Strategic Recommendations

  • Advance Gender-Inclusive Practices

    Provide targeted support to ecosystem actors integrating gender into their programming, and expand the use of practical tools to track inclusion and value creation.

  • Strengthen Local Ecosystems

    Invest in regional entrepreneurship support organisations through multi-year capacity development, standardised training models, and peer learning across regions.

  • Improve Ecosystem Data and Language

    Develop common frameworks and digital infrastructure to help organisations describe and measure their impact consistently.

  • Align Finance with Entrepreneur Needs

    Support blended finance models, revenue-based structures, and sharia-compliant instruments that better reflect the needs of early-stage and values-driven enterprises.

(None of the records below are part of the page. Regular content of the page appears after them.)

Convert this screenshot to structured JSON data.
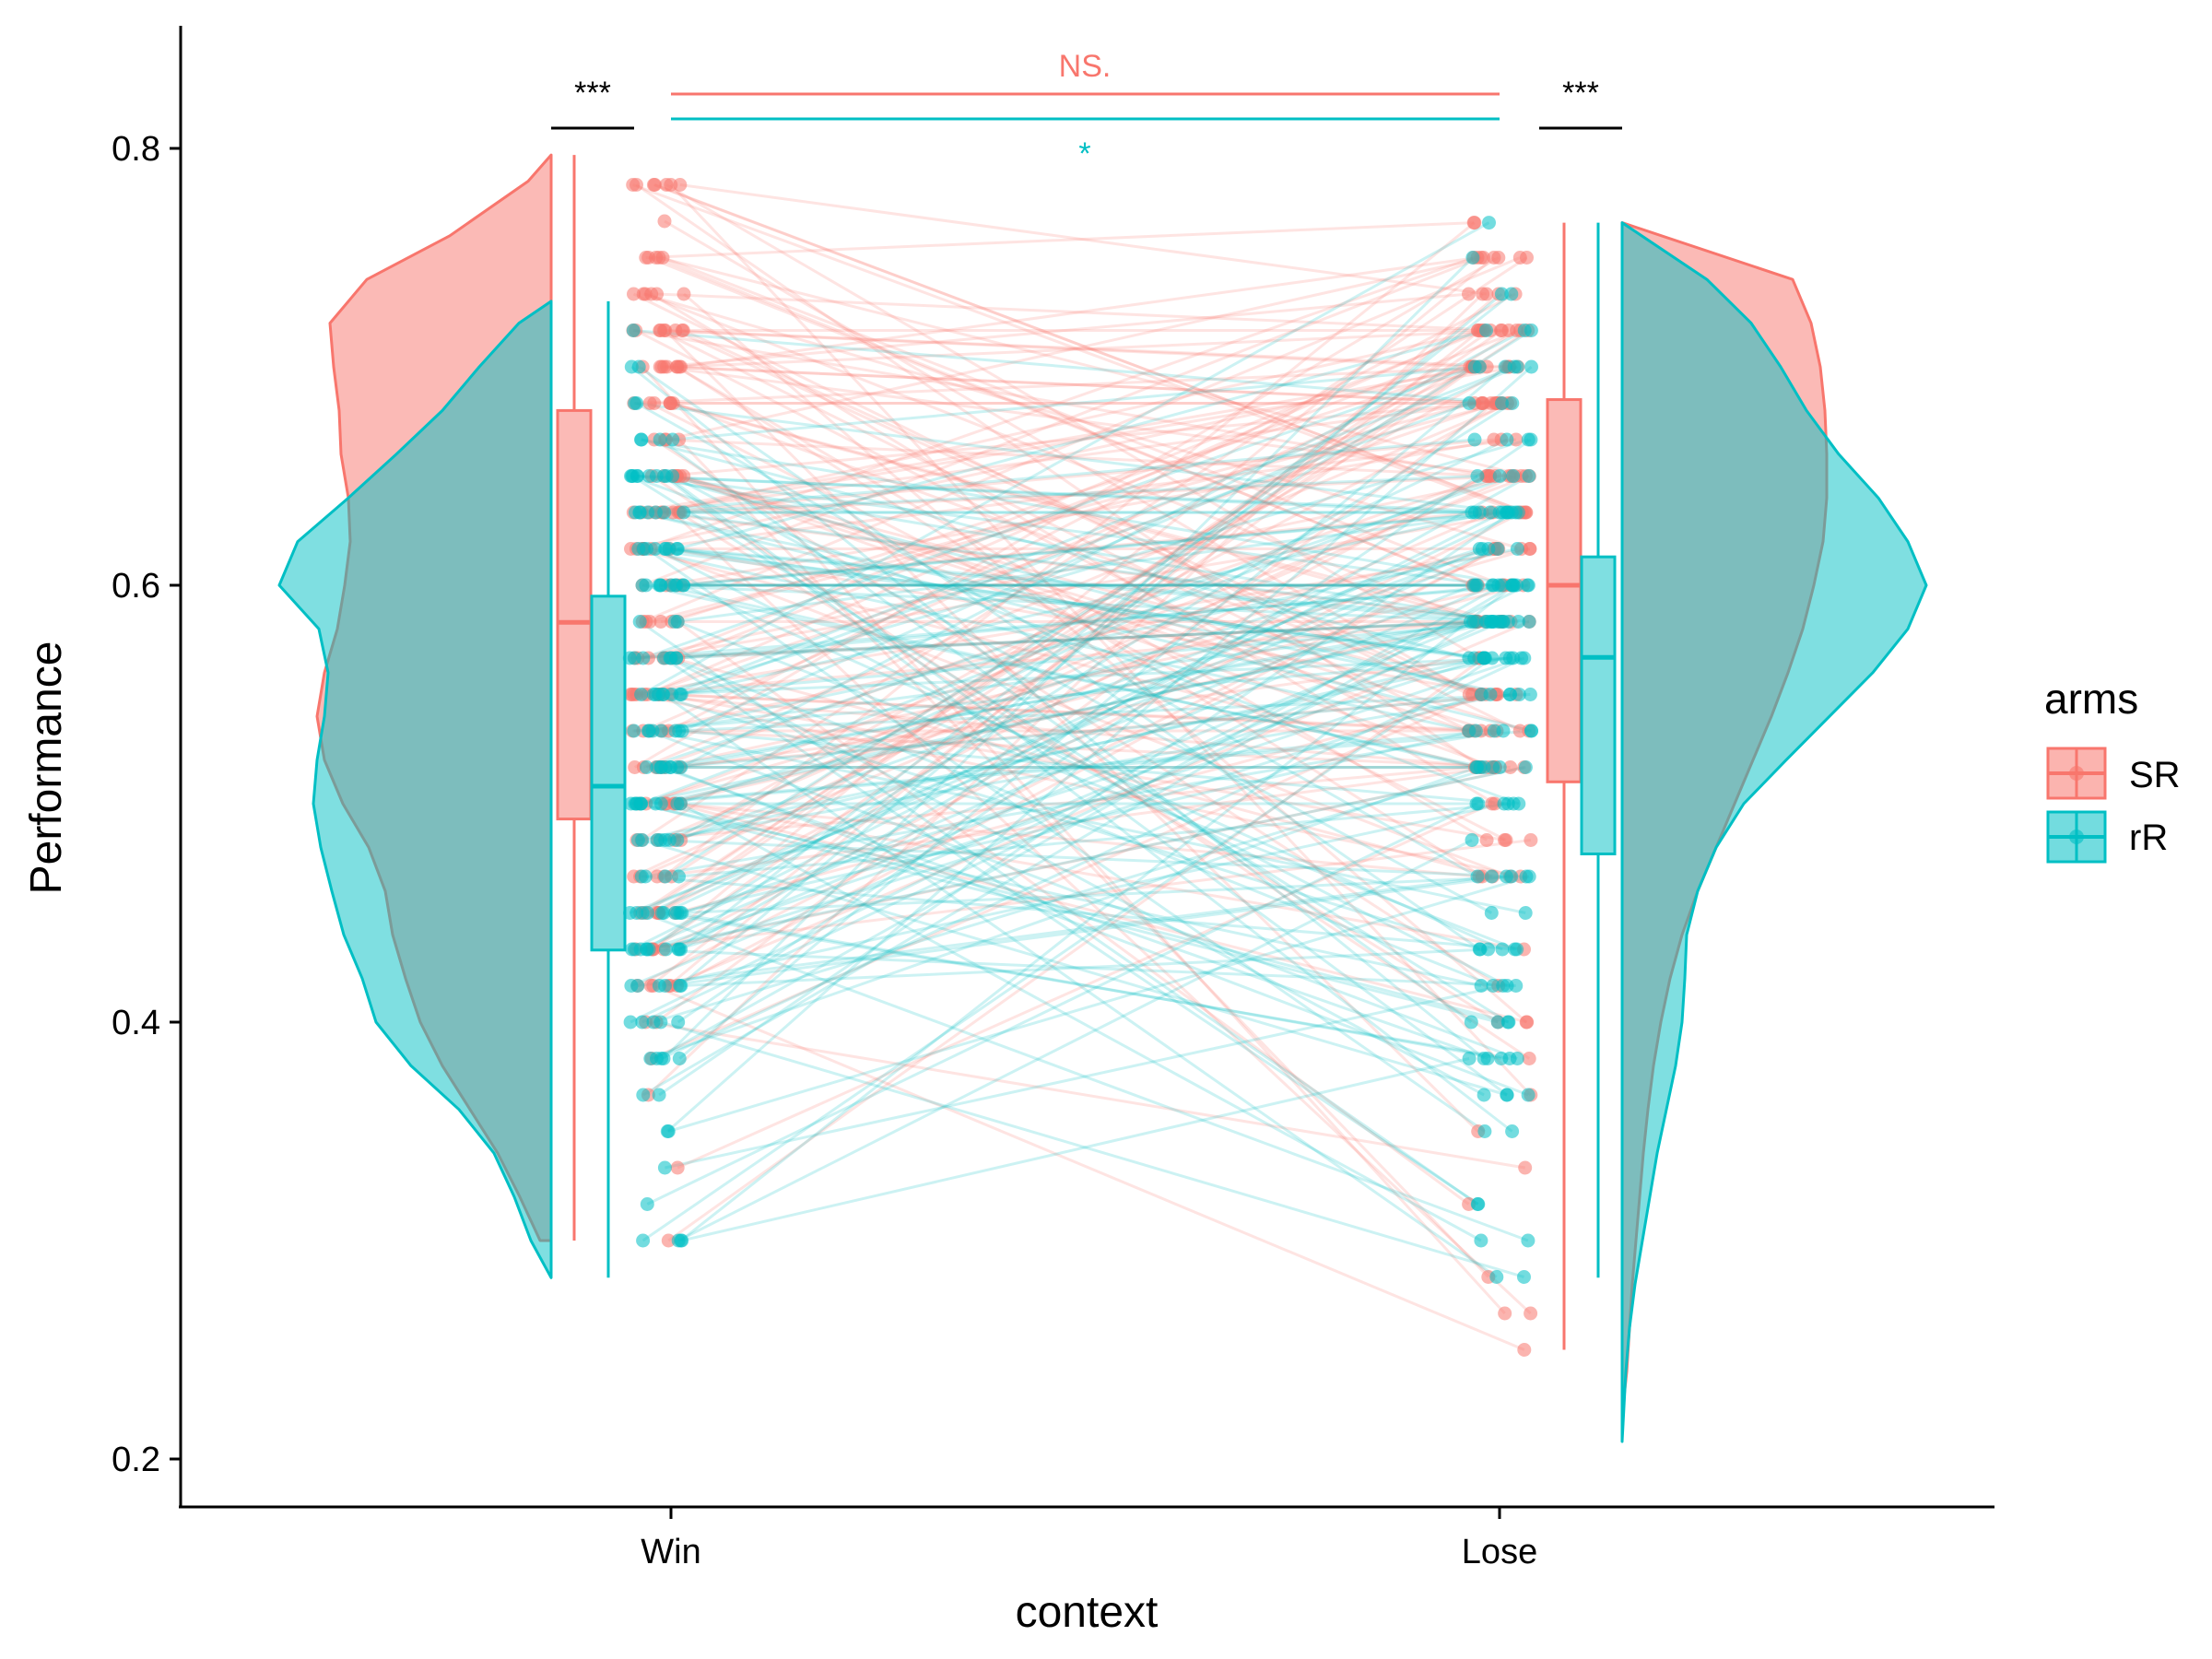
{
  "chart_data": {
    "type": "raincloud",
    "title": "",
    "xlabel": "context",
    "ylabel": "Performance",
    "categories": [
      "Win",
      "Lose"
    ],
    "ylim": [
      0.18,
      0.86
    ],
    "yticks": [
      0.2,
      0.4,
      0.6,
      0.8
    ],
    "ytick_labels": [
      "0.2",
      "0.4",
      "0.6",
      "0.8"
    ],
    "grid": false,
    "legend": {
      "title": "arms",
      "position": "right",
      "entries": [
        {
          "label": "SR",
          "color": "#F8766D"
        },
        {
          "label": "rR",
          "color": "#00BFC4"
        }
      ]
    },
    "series": [
      {
        "name": "SR",
        "color": "#F8766D",
        "boxplot": {
          "Win": {
            "min": 0.3,
            "q1": 0.493,
            "median": 0.583,
            "q3": 0.68,
            "max": 0.797
          },
          "Lose": {
            "min": 0.25,
            "q1": 0.51,
            "median": 0.6,
            "q3": 0.685,
            "max": 0.766
          }
        },
        "density_range": {
          "Win": [
            0.3,
            0.797
          ],
          "Lose": [
            0.22,
            0.766
          ]
        }
      },
      {
        "name": "rR",
        "color": "#00BFC4",
        "boxplot": {
          "Win": {
            "min": 0.283,
            "q1": 0.433,
            "median": 0.508,
            "q3": 0.595,
            "max": 0.73
          },
          "Lose": {
            "min": 0.283,
            "q1": 0.477,
            "median": 0.567,
            "q3": 0.613,
            "max": 0.766
          }
        },
        "density_range": {
          "Win": [
            0.283,
            0.73
          ],
          "Lose": [
            0.208,
            0.766
          ]
        }
      }
    ],
    "annotations": [
      {
        "text": "***",
        "between": "SR vs rR",
        "context": "Win",
        "color": "#000000"
      },
      {
        "text": "***",
        "between": "SR vs rR",
        "context": "Lose",
        "color": "#000000"
      },
      {
        "text": "NS.",
        "between": "Win vs Lose",
        "series": "SR",
        "color": "#F8766D"
      },
      {
        "text": "*",
        "between": "Win vs Lose",
        "series": "rR",
        "color": "#00BFC4"
      }
    ]
  }
}
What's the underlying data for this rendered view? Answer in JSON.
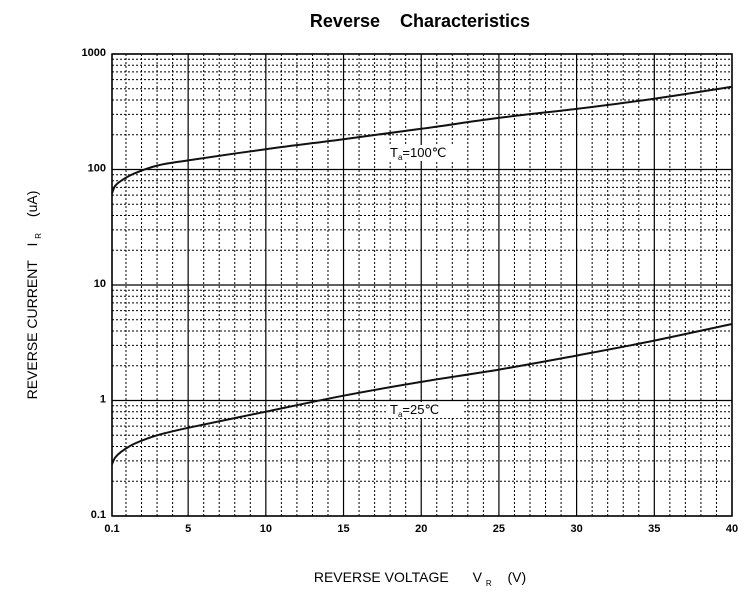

  • Enable Coordinated Action

    Facilitate regional and sectoral partnerships that reduce duplication, share learning, and accelerate solutions to national climate and inclusion goals.

Why This Matters

Indonesia’s transition to a net-zero economy depends on the success of its entrepreneurs. Supporting women-led, climate-aligned enterprises requires an ecosystem that reflects the country’s full diversity, from its geography and culture to its capital markets. This report highlights where that ecosystem is working—and where stakeholders can come together to do more.